As for the way she will go about making ready herself for the problem of sustaining her quickest tempo far longer, Wightman suggests the secret’s increasing on race simulation periods that she’s going to likely have undertaken all through her profession.
“What she has to attempt to recreate – and I’m certain she does this regularly – is that skill to run the final lap on closely lactic-filled legs, the place the cadence goes, the place the respiratory is maxed out and the lactic ranges are excessive,” he says.
“You recreate that in coaching by doing race simulation. You would possibly do units of 400s in pairs at race tempo. Pause for 15, 30, 45 seconds, after which do one other one once you’re completely filled with lactic, attempting to carry your kind collectively, however attempting to match that pace. Then take an extended restoration and do one other pair like that.
“You’re simulating the kind of lactic gap that you just’ll be in on the bell, however getting used to with the ability to keep kind for that final 60 seconds. She might be the professional at that already. That is simply the marginally subsequent degree.”
No matter what performs out in Paris, and the way shut Kipyegon involves that beforehand unthinkable four-minute barrier, Meadows’ essential space of intrigue is what occurs after.
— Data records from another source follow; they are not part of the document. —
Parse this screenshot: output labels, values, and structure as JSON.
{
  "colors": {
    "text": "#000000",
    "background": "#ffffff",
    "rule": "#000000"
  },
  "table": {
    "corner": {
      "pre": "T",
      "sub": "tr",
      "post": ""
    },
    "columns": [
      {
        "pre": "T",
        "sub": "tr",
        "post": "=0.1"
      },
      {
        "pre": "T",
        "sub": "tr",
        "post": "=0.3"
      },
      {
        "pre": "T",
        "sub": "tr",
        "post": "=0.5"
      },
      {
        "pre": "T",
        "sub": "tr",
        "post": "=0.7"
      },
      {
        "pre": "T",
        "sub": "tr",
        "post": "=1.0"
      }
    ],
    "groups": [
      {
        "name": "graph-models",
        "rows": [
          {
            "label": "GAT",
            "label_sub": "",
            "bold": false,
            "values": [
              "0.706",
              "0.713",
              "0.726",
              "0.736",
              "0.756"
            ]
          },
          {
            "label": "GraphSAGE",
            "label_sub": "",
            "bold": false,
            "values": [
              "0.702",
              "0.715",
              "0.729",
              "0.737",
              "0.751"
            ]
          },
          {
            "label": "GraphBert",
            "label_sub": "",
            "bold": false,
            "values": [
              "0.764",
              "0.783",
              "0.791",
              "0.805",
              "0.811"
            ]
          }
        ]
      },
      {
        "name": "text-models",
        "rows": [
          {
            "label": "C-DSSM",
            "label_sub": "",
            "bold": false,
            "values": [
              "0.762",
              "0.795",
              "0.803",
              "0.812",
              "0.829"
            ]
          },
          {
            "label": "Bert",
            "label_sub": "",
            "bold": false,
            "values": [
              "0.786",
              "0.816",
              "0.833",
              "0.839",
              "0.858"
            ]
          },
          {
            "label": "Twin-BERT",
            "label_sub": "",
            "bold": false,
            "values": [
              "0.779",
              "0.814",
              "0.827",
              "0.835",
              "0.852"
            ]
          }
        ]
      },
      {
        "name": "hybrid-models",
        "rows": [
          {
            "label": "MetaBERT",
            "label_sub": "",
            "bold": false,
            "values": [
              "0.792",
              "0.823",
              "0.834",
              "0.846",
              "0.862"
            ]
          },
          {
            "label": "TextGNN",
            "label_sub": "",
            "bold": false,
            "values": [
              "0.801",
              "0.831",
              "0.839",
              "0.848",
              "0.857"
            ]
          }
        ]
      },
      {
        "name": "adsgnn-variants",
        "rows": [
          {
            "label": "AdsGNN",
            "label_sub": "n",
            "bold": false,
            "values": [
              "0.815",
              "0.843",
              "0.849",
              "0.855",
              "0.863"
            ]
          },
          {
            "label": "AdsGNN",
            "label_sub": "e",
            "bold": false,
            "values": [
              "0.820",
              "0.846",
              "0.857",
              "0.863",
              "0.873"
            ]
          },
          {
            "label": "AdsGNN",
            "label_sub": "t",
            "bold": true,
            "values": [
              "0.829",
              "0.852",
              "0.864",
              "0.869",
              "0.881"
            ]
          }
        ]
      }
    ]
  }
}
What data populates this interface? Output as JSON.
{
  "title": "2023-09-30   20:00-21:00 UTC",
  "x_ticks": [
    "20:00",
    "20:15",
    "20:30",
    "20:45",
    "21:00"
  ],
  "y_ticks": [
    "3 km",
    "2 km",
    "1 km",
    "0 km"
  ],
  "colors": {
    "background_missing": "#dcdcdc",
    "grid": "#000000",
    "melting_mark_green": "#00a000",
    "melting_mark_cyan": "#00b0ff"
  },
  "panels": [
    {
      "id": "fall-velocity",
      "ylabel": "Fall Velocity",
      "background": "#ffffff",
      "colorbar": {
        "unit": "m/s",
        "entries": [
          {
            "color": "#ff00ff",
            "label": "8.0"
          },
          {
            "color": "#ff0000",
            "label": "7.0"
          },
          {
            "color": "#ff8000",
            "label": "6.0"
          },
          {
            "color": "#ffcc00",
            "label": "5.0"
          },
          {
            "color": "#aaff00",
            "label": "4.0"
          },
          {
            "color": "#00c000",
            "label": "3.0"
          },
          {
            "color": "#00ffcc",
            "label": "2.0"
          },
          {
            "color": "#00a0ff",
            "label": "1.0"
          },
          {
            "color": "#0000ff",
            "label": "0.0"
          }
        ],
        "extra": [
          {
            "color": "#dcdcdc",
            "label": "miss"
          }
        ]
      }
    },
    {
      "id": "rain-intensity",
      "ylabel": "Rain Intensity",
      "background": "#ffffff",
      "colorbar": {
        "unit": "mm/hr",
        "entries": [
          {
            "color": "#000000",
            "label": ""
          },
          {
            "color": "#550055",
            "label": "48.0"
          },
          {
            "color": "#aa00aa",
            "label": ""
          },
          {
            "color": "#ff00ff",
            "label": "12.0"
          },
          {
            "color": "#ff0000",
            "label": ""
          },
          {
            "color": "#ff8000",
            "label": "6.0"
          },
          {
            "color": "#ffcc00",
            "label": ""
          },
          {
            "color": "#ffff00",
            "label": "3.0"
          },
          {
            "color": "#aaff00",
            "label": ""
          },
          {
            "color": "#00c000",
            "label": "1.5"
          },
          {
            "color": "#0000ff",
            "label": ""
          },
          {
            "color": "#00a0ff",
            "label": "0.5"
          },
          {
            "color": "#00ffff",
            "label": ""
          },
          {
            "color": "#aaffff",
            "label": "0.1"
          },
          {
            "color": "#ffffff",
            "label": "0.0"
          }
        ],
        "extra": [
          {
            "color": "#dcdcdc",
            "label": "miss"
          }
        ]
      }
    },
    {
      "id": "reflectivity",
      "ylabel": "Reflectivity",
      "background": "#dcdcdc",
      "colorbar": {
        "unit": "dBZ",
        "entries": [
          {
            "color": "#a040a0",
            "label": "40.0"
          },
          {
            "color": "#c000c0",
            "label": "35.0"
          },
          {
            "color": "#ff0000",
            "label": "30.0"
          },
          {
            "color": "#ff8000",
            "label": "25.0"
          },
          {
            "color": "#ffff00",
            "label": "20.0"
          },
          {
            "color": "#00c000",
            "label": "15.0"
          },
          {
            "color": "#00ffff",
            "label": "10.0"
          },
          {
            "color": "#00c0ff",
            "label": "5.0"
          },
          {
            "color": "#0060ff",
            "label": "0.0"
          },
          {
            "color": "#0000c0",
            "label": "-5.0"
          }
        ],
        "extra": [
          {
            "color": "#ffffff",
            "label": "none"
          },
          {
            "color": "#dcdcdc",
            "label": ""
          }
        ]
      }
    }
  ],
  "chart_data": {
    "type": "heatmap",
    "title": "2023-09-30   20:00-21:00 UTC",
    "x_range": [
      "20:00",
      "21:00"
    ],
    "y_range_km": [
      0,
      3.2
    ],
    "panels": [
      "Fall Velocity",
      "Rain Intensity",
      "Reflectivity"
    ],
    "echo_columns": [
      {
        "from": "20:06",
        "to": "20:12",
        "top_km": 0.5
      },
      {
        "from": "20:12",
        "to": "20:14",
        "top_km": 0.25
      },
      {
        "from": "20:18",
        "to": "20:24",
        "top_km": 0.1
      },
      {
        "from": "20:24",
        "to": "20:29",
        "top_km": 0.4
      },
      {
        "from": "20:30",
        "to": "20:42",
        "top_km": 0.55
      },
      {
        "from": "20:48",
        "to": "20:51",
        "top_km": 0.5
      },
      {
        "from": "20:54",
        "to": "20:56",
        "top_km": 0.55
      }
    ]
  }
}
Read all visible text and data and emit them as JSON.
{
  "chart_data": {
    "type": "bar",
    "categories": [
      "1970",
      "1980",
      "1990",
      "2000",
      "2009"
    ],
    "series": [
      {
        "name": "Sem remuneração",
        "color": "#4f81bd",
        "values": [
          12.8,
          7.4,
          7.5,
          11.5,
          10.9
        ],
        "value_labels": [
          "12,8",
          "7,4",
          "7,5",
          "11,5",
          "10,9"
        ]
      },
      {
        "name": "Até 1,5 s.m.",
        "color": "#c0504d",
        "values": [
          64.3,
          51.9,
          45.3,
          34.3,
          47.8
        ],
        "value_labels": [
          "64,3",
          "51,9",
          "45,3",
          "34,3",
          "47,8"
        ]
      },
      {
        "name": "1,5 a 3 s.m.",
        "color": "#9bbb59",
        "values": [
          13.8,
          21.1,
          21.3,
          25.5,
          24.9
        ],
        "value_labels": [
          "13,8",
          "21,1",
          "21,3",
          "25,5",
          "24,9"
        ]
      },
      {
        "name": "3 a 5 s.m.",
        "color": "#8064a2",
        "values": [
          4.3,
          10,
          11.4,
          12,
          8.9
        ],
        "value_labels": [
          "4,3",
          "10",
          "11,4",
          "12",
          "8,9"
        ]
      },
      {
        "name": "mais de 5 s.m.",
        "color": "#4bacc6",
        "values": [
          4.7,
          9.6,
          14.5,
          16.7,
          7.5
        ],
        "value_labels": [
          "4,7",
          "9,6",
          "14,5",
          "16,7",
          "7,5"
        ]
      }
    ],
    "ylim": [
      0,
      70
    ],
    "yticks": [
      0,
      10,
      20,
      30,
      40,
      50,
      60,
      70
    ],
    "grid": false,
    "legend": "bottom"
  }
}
Simply how briskly will Kipyegon go in her subsequent few races – her 1500m world file set in Paris final summer time have to be unsure – and what affect would possibly this problem have on future coaching strategies for all athletes?
“As a coach, you need your athletes to journey at sooner speeds than they’re used to,” explains Meadows. “That’s why folks use heavier coaching units like weighted belts or no matter else, in order that once you take it off you’re feeling actually quick.
“That is the alternative. That is permitting you to really feel sooner than you usually would, which ought to promote a neurological stimulus – you’d suppose the mind will get used to it. So, even when the shoe know-how isn’t allowed in competitions, will or not it’s allowed as a coaching machine to journey at that pace and assist your mind make the connection once you return to the permitted shoe know-how?”
In that case, would possibly one individual’s manufactured time problem change every little thing we find out about athletics teaching?